According to the Superior Court, laws that classify people by sex are subject to strict scrutiny under the California Constitution (under the federal Constitution, sex-based laws are subject to an in-between level called “heightened scrutiny” or “intermediate scrutiny”). Therefore, the legal fight is whether the ban on same-sex marriage classifies people by sex. The State argues that it doesn’t, because it applies to men and women equally. The pro-equality forces argue that it does, because whom you can marry depends on what sex you are. In other words, if you take a man and a woman who are identical in every other respect—age, marital status, mental competence, etc.—and ask whether they can marry Susan Jones, you find that the man can marry her and the woman can’t. The court rejects the State’s argument by analogizing it to the arguments supporting anti-miscegenation laws: a law that bans interracial marriages doesn’t treat blacks any differently from whites, as both are forbidden to marry across racial lines. (Indeed, one could argue that, at least in a formal sense, anti-miscegenation laws are less discriminatory than opposite-sex marriage laws, because any marriage that is forbidden by an anti-miscegenation law must by definition involve one white person and one black person, meaning that the law can never be applied to a black person’s detriment without simultaneously being applied to a white person’s detriment).
Again as in the SJC case, I find the strict (or heightened) scrutiny argument much more plausible. But we know what’s really going on here, just as we knew what was really going on with anti-miscegenation laws. Those laws were about maintaining white supremacy. Opposite-sex-only marriage laws are about treating homosexual relationships worse than heterosexual relationships.
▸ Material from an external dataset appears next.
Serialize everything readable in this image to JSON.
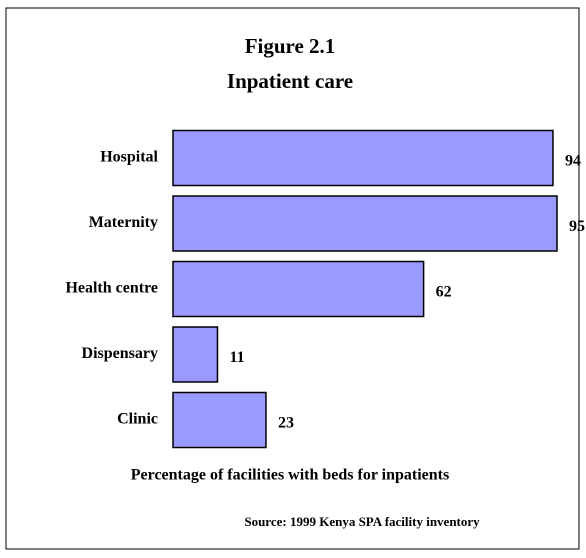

I happen to think that’s a lousy reason for a law. But, for purposes of legal analysis, the important point is that the courts have not said that sexual orientation is a “suspect classification.” Race is, and sex is (in California, anyway), so when you discriminate on those grounds, you have to withstand strict scrutiny. Until the courts decide that sexual orientation deserves similar treatment, the government is free (in theory at least) to discriminate against gays and lesbians as long as it can come up with some borderline-coherent theory to pass the rational basis test.
I’ll close this long and turgid post on a light note. The anti-equality litigants argued that the purpose of marriage under California law was procreation, so the State had a rational basis in excluding a group of people who cannot procreate with each other. For support, they cited a case from 1859, which said that “the first purpose of matrimony, by the laws of nature and society, is procreation.” But the Superior Court pointed out that the 1859 case was really about fraud: the husband did not know at the time of the marriage that his bride was carrying another man’s child. You can’t just pluck an irrelevant snippet from an opinion and treat it as a permanent statement of the law:
[T]he line in Baker regarding the “first purpose of matrimony” no more supports a rational government purpose to preclude same-sex marriage than would the line in the same paragraph that “with a man of honor, the purity of the wife is essential” support a notion that in California, only virgins can marry.Touché. Not only is the judge absolutely right, but he deftly and implicitly aligns the anti-equality argument with other social views that the vast majority of the public would consider outmoded, sexist, and insulting.